In the past months Adam Ondra has been working through some projects at his home crags in the Czech Republic with his efforts yielding not one but two potential V15s. Not finished, over the weekend he did the FA of Terranova at Holštejn suggesting the lofty grade of V16 for the line.
In registering the ascent on his 8a.nu scorecard Ondra calls the problem “not the most inspiring line” and indicates that the it is a traverse along the bottom of a sport climbing crag. About the 12 move line he also says, “definitely not the way bouldering should look like”.

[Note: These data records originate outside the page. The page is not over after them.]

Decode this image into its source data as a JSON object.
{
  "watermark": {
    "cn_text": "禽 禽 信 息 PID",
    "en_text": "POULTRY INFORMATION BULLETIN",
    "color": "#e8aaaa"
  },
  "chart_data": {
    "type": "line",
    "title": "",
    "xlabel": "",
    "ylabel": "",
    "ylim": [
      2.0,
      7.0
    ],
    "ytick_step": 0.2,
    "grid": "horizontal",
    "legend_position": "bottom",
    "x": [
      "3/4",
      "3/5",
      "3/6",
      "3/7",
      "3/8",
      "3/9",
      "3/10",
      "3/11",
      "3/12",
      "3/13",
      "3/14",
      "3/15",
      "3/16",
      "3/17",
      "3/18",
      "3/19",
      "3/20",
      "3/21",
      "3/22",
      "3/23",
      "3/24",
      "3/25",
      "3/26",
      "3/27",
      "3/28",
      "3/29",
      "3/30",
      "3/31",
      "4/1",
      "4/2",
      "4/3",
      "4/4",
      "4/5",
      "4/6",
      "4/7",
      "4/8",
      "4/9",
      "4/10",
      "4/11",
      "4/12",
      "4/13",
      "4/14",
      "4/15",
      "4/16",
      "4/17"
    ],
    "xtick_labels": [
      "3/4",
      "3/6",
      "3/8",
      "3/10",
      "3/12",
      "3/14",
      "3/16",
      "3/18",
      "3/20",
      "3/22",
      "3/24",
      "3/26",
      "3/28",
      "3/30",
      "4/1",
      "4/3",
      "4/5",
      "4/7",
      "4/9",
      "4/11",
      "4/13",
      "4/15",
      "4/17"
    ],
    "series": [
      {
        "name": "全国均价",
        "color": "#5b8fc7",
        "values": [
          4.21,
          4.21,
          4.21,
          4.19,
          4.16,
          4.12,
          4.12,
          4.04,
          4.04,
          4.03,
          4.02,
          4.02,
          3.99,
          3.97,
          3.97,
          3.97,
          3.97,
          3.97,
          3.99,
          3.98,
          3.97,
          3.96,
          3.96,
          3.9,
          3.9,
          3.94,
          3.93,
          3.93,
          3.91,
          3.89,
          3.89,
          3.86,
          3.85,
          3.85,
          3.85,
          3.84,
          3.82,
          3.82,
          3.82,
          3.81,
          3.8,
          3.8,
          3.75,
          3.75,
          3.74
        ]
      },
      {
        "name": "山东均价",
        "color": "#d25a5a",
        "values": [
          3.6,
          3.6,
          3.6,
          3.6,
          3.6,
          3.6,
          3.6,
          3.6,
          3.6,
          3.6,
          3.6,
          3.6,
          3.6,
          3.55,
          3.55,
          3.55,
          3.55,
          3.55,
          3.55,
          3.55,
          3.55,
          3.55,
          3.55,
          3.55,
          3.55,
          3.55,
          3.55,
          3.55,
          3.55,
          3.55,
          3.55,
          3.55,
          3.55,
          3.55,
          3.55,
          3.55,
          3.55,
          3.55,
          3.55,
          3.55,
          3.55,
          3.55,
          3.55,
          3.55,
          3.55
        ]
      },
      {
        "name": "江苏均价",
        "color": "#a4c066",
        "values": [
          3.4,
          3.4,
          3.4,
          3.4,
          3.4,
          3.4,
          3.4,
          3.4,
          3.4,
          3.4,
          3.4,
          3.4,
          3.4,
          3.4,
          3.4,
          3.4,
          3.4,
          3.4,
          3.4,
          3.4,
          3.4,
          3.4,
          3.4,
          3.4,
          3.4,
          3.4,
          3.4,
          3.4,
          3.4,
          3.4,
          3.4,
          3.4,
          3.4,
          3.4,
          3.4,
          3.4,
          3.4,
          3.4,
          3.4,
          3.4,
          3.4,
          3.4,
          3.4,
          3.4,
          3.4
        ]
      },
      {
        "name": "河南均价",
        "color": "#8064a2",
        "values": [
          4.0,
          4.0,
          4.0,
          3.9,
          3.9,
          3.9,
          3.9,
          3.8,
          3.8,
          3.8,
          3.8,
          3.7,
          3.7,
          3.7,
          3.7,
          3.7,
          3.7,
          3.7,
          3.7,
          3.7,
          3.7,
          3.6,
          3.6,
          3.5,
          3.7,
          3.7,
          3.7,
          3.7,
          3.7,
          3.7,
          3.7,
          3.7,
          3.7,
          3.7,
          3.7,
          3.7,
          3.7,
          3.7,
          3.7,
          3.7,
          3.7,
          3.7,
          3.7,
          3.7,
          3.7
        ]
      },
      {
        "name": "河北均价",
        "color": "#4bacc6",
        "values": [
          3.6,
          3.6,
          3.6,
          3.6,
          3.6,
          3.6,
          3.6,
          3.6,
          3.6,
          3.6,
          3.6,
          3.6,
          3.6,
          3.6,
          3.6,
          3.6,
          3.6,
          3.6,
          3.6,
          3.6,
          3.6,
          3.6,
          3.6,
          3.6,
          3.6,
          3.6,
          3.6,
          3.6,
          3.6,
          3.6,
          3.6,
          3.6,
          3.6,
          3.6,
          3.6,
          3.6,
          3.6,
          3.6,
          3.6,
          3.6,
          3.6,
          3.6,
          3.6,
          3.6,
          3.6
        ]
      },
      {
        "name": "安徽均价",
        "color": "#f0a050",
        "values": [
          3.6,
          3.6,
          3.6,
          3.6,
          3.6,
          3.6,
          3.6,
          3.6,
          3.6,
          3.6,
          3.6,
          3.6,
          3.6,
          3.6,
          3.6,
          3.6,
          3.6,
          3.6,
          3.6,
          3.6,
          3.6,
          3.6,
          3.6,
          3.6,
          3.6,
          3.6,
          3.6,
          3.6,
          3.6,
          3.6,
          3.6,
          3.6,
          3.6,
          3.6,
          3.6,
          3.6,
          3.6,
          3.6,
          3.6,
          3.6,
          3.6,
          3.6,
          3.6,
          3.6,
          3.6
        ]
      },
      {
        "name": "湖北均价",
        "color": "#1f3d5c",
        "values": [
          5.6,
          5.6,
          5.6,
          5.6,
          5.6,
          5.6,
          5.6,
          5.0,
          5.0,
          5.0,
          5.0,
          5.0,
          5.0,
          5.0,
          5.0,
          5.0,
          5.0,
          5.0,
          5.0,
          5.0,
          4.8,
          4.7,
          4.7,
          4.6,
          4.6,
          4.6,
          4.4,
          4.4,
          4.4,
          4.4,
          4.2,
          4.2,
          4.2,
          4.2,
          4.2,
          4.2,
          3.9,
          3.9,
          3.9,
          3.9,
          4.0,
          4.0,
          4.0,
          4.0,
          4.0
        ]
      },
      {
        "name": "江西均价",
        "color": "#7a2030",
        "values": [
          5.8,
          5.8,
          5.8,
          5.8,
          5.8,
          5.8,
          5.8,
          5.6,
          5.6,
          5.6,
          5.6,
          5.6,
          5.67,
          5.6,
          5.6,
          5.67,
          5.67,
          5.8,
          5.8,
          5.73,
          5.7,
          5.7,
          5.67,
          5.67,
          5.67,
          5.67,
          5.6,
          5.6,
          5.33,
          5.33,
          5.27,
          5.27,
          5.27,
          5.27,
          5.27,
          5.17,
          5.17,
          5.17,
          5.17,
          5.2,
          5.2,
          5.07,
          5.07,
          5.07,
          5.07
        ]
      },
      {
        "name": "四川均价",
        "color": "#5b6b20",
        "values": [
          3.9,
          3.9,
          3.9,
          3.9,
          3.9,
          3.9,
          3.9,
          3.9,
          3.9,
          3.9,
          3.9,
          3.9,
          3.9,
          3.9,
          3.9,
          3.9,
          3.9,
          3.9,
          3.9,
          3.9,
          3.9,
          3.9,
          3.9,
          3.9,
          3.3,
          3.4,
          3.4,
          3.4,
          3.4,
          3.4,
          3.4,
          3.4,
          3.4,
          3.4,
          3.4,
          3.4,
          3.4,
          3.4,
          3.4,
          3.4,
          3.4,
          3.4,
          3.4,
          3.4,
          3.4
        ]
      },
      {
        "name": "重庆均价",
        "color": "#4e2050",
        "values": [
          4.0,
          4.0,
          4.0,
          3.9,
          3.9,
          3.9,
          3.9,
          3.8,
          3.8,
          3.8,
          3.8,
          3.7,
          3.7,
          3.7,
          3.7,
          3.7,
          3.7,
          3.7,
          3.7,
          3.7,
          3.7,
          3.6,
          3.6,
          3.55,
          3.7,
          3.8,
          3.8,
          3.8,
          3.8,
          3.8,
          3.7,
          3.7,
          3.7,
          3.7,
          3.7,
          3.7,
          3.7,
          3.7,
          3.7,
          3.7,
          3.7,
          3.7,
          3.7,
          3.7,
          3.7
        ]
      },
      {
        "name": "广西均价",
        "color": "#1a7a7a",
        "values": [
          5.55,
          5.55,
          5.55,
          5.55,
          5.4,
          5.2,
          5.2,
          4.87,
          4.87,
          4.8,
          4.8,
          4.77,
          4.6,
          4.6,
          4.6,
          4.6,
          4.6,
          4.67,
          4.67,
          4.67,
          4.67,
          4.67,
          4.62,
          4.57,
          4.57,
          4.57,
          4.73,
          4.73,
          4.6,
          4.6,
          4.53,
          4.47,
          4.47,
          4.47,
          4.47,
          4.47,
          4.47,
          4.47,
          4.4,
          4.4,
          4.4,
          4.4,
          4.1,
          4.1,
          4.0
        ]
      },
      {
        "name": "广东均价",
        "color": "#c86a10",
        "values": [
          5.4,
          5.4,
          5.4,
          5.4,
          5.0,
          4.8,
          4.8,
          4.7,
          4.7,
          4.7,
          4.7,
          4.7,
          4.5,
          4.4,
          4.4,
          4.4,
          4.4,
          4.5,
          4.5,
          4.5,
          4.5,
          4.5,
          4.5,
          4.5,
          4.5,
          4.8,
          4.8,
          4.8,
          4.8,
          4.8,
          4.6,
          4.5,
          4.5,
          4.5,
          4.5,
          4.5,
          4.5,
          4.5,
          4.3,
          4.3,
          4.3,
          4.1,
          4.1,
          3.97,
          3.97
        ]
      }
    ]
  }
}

Since a proposed grade of V16 is sure to raise some eyebrows Ondra explained some of his reasoning in this report on UKClimbing:
I know that if I feel that this climb is harder that the rest of the 8C’s I have done, it does not necessarily mean that it is 8C+, but I feel it would be stupid to keep calling something soft 8C, mid 8C and hard 8C. In my opinion, Terranova breached the barrier of hard 8C, that is how I feel it compared to other climbs I tried or did.
Check out the full UKClimbing update for more of Ondra’s thoughts on the grade and the problem itself.
In the end the suggested grade may not really matter since it seems unlikely that this or any of his other problems in the Czech Republic will see much effort in the way of repeats owing to their location and the somewhat local[1. Traverses, no top outs, etc.] nature of the lines. Time will tell I suppose.